L’eau a une importance symbolique très forte dans la culture chinoise, et c’est aussi elle qui sert de trait d’union, à travers l’océan Pacifique, entre les membres de l’Apec. Lors du forum, Pékin a su se montrer aussi fluide que l’eau en tirant parti avec brio, sur le plan diplomatique, du fait de “jouer à domicile” et en affichant sa force grâce à une confiance en soi aussi puissante que des vagues. A cette occasion, Xi Jinping a rencontré pour la cinquième fois de l’année son homologue russe, Vladimir Poutine, et cette nouvelle poignée de mains entre les deux hauts dirigeants a été considérée par certains comme un nouvel épisode de la série Friends.
Quant au président américain, il est resté sur place un jour de plus pour des entretiens privés : Barack Obama avait déjà été reçu la veille dans l’enceinte de Zhongnanhai [le siège du gouvernement chinois], dont il avait pu découvrir de nuit les lacs au doux clapot, tout en discutant avec Xi Jinping lors d’une promenade dans le parc. Le sommet de l’Apec de Pékin a fait de cette “diplomatie à domicile” une “grande diplomatie”. La Chine a en fait joué les deux cartes maîtresses d’une stratégie double, l’une en direction de l’Occident et l’autre vers l’Orient. En tant que pays hôte, la Chine a marqué un point en affirmant sa volonté de réaliser un“rêve pour la zone Asie-Pacifique”.

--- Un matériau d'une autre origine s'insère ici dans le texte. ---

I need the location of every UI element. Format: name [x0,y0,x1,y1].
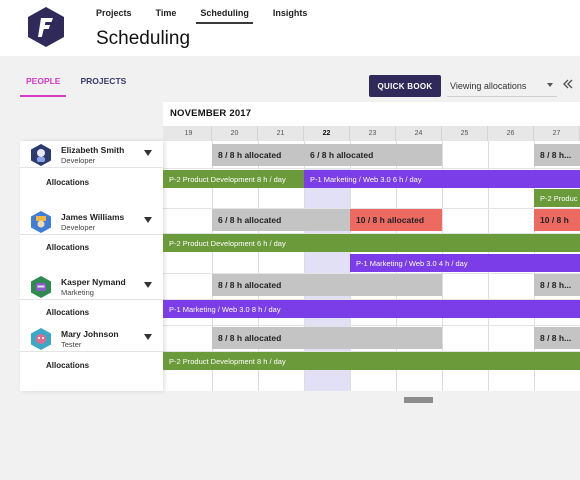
capacity-cell[interactable]: 8 / 8 h allocated [212,144,304,166]
horizontal-scrollbar-thumb[interactable] [404,397,433,403]
overallocated-cell[interactable]: 10 / 8 h [534,209,580,231]
app-logo-icon[interactable] [28,7,64,47]
day-header-cell: 20 [212,126,258,141]
allocation-bar[interactable]: P-1 Marketing / Web 3.0 4 h / day [350,254,580,272]
avatar [31,144,51,166]
view-tabs: PEOPLE PROJECTS [20,76,140,97]
allocations-label: Allocations [46,178,90,187]
person-role: Marketing [61,288,94,297]
tab-projects[interactable]: PROJECTS [80,76,126,97]
top-navigation: Projects Time Scheduling Insights [96,8,331,24]
quick-book-button[interactable]: QUICK BOOK [369,75,441,97]
day-header-cell: 25 [442,126,488,141]
expand-chevron-icon[interactable] [144,334,152,340]
person-role: Tester [61,340,82,349]
overallocated-cell[interactable]: 10 / 8 h allocated [350,209,442,231]
capacity-cell[interactable]: 6 / 8 h allocated [212,209,350,231]
allocation-bar[interactable]: P-2 Produc [534,189,580,207]
day-header-cell: 21 [258,126,304,141]
person-name: Elizabeth Smith [61,145,125,155]
people-panel: Elizabeth Smith Developer Allocations Ja… [20,141,163,391]
capacity-cell[interactable]: 8 / 8 h... [534,274,580,296]
nav-projects[interactable]: Projects [96,8,132,24]
avatar [31,328,51,350]
person-row[interactable]: Mary Johnson Tester [20,325,163,352]
person-row[interactable]: James Williams Developer [20,208,163,235]
person-role: Developer [61,156,96,165]
expand-chevron-icon[interactable] [144,282,152,288]
allocations-label: Allocations [46,308,90,317]
allocations-label: Allocations [46,243,90,252]
expand-chevron-icon[interactable] [144,217,152,223]
capacity-cell[interactable]: 8 / 8 h allocated [212,274,442,296]
day-header-cell: 19 [166,126,212,141]
tab-people[interactable]: PEOPLE [20,76,67,97]
allocation-bar[interactable]: P-2 Product Development 8 h / day [163,170,304,188]
person-name: James Williams [61,212,125,222]
day-header-cell: 24 [396,126,442,141]
capacity-cell[interactable]: 8 / 8 h... [534,144,580,166]
person-row[interactable]: Elizabeth Smith Developer [20,141,163,168]
grid-row-line [163,325,580,326]
allocation-bar[interactable]: P-2 Product Development 8 h / day [163,352,580,370]
allocation-bar[interactable]: P-2 Product Development 6 h / day [163,234,580,252]
nav-scheduling[interactable]: Scheduling [196,8,253,24]
day-header-cell: 27 [534,126,580,141]
allocations-label: Allocations [46,361,90,370]
caret-down-icon [547,83,553,87]
day-header-cell: 26 [488,126,534,141]
view-mode-select[interactable]: Viewing allocations [447,75,557,97]
allocation-bar[interactable]: P-1 Marketing / Web 3.0 6 h / day [304,170,580,188]
month-label: NOVEMBER 2017 [170,108,252,119]
nav-insights[interactable]: Insights [273,8,308,24]
avatar [31,211,51,233]
avatar [31,276,51,298]
view-mode-label: Viewing allocations [450,80,527,91]
grid-row-line [163,168,580,169]
app-header: Projects Time Scheduling Insights Schedu… [0,0,580,56]
capacity-cell[interactable]: 8 / 8 h allocated [212,327,442,349]
person-role: Developer [61,223,96,232]
nav-time[interactable]: Time [156,8,177,24]
expand-chevron-icon[interactable] [144,150,152,156]
day-header-cell-today: 22 [304,126,350,141]
page-title: Scheduling [96,28,191,49]
capacity-cell[interactable]: 6 / 8 h allocated [304,144,442,166]
allocation-bar[interactable]: P-1 Marketing / Web 3.0 8 h / day [163,300,580,318]
capacity-cell[interactable]: 8 / 8 h... [534,327,580,349]
person-name: Kasper Nymand [61,277,126,287]
person-name: Mary Johnson [61,329,119,339]
day-header-cell: 23 [350,126,396,141]
person-row[interactable]: Kasper Nymand Marketing [20,273,163,300]
collapse-double-chevron-icon[interactable] [562,78,576,94]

Par sa proposition [adoptée] d’une feuille de route afin de créer une Zone de libre-échange de l’Asie-Pacifique (FTAAP) comme par la promotion de ce “rêve”, la Chine a pris en compte le rapprochement chaque jour plus marqué des économies de la zone. Vers l’ouest [en Asie et vers l’Europe], la Chine a lancé le double projet de réalisation d’une “ceinture économique de la route de la soie” et de la “route de la soie maritime du XXIe siècle” ; elle explore activement les marchés d’Asie centrale et occidentale, ainsi que d’Asie du Sud-Est, et débourse 40 milliards de dollars (32 milliards d’euros) pour établir un fonds de la route de la soie. Vers l’est [les alliés des Etats-Unis en Asie et le continent américain], la tâche s’annonce beaucoup plus ardue car un nombre important de pays de cette zone négocient déjà le Partenariat transpacifique [PTP, lire page 38] orchestré par les Etats-Unis.
Cependant, si jamais la FTAAP voit le jour, ce sera la première concrétisation d’un accord de libre-échange transcontinental ardemment promu par la Chine – un événement ! Ces derniers jours, Xi Jinping a émaillé son discours de citations tirées de poèmes de l’Antiquité, s’exprimant tantôt dans un langage très courant, tantôt sur un ton docte.“Il faut une route pour qu’êtres et choses circulent”, “A grande époque, grands desseins, à grands desseins, grande sagesse”… Sur cette arène diplomatique à domicile, Xi Jinping a fait montre d’une grande assurance et d’un vrai élan.